I don't know what schem you have, but on mine, it's supposed to be 10K; which would explain the low voltage. Think about it; if you put a higher value resistor in, you'll have an increased voltage drop across the resistor, which would in turn lower the voltage at pin 5. (Kirchoff's law.) Algebra in action! :twisted:
 
10 K and 22 K were both used depending on the year, which is listed in the back of Jahnsen's book.

. Probably becuase they ran out of resistors.
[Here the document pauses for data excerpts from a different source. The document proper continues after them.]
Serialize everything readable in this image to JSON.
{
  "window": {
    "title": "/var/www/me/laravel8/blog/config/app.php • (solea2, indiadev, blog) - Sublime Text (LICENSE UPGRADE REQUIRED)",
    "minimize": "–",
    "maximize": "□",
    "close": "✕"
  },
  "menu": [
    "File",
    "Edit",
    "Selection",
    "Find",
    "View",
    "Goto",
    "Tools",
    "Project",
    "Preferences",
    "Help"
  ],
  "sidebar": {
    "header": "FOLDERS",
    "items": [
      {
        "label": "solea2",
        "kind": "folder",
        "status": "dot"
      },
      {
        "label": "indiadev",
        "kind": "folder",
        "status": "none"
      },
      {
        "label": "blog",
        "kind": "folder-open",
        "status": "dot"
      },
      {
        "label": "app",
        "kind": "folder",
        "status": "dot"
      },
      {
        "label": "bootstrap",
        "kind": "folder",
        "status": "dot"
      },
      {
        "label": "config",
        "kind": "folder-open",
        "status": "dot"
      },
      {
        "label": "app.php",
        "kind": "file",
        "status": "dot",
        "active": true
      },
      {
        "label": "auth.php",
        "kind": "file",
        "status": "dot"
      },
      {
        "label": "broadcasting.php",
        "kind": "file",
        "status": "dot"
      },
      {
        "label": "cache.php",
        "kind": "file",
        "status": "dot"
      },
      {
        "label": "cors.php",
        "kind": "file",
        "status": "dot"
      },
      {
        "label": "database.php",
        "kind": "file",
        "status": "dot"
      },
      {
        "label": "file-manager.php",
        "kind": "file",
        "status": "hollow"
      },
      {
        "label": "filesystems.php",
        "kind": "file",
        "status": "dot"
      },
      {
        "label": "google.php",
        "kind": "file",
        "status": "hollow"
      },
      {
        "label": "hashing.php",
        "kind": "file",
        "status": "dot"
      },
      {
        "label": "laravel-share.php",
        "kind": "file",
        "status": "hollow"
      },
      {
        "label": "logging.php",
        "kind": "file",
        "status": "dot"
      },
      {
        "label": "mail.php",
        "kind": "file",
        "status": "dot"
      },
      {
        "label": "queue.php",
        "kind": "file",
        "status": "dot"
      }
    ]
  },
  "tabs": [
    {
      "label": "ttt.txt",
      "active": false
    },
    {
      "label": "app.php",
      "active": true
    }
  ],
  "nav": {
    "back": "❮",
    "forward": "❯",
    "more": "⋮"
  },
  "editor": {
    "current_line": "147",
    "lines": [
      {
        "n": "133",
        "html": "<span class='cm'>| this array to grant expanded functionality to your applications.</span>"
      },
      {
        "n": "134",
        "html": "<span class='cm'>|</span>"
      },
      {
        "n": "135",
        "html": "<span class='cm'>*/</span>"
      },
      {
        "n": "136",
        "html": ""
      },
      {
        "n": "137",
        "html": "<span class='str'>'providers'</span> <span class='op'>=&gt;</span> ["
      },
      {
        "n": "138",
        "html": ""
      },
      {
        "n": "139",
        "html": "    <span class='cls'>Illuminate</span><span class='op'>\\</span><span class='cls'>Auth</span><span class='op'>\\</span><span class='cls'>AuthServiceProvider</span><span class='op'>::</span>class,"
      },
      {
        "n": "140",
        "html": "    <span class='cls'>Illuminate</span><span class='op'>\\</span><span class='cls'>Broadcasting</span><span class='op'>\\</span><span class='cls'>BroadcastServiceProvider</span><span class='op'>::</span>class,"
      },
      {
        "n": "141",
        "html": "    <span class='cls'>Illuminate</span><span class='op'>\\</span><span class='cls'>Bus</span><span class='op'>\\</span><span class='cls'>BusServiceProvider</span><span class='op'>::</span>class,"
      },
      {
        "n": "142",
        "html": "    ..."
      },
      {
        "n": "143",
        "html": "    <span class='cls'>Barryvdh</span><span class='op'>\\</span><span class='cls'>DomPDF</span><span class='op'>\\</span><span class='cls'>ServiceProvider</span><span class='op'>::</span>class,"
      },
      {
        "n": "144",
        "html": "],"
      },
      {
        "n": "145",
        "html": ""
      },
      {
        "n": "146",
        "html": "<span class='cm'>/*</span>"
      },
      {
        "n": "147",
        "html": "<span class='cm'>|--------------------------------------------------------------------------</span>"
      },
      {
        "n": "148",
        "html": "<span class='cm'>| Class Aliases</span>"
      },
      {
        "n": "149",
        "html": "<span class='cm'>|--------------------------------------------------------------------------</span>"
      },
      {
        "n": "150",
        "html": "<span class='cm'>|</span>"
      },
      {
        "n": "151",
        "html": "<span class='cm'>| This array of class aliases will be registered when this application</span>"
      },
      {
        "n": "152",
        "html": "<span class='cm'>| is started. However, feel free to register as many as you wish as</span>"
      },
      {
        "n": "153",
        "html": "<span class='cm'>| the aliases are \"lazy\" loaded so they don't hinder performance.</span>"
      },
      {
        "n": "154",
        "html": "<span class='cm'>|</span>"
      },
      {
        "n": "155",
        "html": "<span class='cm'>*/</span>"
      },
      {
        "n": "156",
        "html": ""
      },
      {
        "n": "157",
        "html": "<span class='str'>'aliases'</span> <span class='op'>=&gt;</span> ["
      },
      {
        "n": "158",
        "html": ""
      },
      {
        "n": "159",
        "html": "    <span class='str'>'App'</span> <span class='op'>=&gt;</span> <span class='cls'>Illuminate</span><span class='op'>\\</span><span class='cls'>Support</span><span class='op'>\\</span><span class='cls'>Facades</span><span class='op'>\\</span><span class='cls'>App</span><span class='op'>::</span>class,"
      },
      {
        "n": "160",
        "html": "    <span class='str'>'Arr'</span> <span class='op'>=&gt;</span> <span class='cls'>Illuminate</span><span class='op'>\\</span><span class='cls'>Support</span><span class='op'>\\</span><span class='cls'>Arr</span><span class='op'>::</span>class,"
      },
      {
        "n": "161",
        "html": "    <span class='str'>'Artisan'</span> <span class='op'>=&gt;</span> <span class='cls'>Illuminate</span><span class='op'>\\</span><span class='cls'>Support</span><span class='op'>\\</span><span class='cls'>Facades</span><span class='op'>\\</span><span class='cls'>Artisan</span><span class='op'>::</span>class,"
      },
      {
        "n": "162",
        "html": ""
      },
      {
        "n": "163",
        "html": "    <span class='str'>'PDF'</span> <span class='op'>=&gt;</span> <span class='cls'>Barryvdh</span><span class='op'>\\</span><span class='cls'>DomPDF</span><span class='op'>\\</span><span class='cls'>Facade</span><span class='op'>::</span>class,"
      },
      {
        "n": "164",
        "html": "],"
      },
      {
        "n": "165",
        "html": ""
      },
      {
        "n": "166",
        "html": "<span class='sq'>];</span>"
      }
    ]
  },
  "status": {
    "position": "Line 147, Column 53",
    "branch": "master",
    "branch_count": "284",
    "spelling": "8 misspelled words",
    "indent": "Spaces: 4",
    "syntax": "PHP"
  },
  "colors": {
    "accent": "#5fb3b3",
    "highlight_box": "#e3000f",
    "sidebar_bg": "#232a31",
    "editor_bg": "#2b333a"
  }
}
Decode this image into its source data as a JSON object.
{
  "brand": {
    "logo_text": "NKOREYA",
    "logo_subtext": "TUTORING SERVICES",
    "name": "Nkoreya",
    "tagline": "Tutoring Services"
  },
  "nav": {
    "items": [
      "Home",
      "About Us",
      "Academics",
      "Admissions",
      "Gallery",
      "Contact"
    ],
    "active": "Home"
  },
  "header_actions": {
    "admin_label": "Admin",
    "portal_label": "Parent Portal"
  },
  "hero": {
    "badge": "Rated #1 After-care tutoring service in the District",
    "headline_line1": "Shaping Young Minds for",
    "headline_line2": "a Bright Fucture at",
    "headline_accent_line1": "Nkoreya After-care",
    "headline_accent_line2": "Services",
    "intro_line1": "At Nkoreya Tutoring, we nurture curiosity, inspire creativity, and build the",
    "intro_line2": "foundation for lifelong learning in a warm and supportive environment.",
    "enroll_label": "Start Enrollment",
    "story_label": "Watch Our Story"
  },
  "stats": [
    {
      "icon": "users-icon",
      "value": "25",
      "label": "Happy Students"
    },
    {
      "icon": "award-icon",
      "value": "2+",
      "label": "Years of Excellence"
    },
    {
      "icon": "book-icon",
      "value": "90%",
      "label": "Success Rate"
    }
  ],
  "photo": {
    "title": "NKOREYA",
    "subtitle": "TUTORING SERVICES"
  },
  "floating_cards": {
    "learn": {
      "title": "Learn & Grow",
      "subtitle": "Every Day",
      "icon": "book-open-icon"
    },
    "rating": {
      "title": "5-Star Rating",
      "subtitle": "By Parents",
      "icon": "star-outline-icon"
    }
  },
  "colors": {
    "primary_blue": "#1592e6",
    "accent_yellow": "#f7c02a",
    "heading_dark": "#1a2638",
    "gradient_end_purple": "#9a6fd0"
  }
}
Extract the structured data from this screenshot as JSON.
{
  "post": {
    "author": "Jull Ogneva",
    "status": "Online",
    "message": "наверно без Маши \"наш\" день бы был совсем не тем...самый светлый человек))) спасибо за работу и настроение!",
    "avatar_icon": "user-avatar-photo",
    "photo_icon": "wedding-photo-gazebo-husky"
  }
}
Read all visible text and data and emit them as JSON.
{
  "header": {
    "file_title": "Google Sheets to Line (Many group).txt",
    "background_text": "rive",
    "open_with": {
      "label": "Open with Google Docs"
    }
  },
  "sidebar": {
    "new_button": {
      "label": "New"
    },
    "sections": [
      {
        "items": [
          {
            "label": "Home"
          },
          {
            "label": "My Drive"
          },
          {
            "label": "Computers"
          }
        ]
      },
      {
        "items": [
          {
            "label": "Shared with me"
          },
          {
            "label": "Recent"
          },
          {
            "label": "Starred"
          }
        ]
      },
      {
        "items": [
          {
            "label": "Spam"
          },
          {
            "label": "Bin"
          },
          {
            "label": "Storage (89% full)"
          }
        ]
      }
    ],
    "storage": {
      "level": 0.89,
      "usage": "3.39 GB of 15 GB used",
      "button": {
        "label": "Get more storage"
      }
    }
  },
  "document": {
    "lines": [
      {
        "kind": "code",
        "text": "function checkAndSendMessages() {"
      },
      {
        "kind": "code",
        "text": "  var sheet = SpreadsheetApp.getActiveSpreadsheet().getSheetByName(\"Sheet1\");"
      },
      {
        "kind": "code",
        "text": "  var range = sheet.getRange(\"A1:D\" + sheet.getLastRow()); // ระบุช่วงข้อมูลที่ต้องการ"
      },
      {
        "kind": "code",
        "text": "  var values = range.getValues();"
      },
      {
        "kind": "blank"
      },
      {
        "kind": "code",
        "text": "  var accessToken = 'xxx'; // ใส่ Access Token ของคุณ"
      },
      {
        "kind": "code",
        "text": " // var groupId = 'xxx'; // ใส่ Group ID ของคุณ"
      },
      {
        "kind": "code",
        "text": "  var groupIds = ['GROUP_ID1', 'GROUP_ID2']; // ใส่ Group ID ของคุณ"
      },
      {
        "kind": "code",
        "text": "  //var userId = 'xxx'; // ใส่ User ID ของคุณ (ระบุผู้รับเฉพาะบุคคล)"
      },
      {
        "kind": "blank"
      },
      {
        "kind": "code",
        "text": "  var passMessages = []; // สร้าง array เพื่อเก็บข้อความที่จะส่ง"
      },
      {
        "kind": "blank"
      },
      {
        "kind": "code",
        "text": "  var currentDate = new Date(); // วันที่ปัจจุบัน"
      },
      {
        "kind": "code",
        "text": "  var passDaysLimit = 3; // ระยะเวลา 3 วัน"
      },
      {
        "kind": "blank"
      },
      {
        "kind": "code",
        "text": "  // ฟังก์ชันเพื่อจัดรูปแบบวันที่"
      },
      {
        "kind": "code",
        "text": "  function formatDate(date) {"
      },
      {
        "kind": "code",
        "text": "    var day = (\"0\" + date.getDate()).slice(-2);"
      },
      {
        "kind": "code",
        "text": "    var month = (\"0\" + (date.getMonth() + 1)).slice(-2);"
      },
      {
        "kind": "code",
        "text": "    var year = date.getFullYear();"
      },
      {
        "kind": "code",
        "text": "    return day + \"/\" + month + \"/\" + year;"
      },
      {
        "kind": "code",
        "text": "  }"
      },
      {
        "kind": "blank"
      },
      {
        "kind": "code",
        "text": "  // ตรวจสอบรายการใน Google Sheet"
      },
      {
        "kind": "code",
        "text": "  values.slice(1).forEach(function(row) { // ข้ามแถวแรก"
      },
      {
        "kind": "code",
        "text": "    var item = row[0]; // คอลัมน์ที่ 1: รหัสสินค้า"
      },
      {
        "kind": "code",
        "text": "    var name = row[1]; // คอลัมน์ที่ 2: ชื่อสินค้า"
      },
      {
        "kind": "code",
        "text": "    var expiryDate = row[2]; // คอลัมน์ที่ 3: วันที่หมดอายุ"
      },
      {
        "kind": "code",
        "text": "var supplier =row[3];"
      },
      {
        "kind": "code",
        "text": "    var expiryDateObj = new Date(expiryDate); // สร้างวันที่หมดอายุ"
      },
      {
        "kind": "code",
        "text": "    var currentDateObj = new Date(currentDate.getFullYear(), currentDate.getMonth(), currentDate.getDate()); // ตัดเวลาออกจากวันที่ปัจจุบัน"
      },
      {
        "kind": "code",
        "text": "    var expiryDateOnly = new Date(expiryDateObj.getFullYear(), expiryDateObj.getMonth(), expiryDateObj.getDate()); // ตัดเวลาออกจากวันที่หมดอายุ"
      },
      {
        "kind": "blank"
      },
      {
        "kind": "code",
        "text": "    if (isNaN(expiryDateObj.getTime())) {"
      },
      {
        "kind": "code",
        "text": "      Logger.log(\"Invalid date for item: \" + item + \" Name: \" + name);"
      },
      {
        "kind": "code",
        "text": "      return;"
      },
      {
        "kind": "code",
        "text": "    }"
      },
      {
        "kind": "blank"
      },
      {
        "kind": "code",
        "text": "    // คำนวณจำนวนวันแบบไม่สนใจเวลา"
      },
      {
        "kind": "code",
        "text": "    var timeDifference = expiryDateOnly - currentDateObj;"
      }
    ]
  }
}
The cathode resistor will bias the tube correctly, no matter what size the plate resistor. Well, within reason. A 1 meg plate resitor would not be good.
 
[quote author="HappyTom"]No T4b.
C5 is 20uF 450V sprague atom.
R36 is 1K
R38 and C13 is installed as written in the manual, 22K between V4 pin 6 and center terminal of V4 then a link from center pin to C7d (+) and 510p between V4 pin 6 and r3 pin1.
[/quote]

If you are using 22k for R34 and 1k for R36 on V4, you shouldn't have R38 and C13 installed. Those two were added with a later rev that changed R34 to 10k and R36 to 470R. These details are in this thread, so search it. This may well be what is making your V4 voltages a bit wonky. Someone posted a table of revisions to the LA2a somewhere--probably also in this thread. Use Ohm's law to calc current through R34 and R36 and you'll a) learn something and b) determine whether your V4 is behaving within the realm of happiness.

As for your last table of voltages--check that you did not wire R3 and/or R37 (or any of the pots, for that matter) backwards. Otherwise, it looks close. I think you could safely install the T4b and give it a try.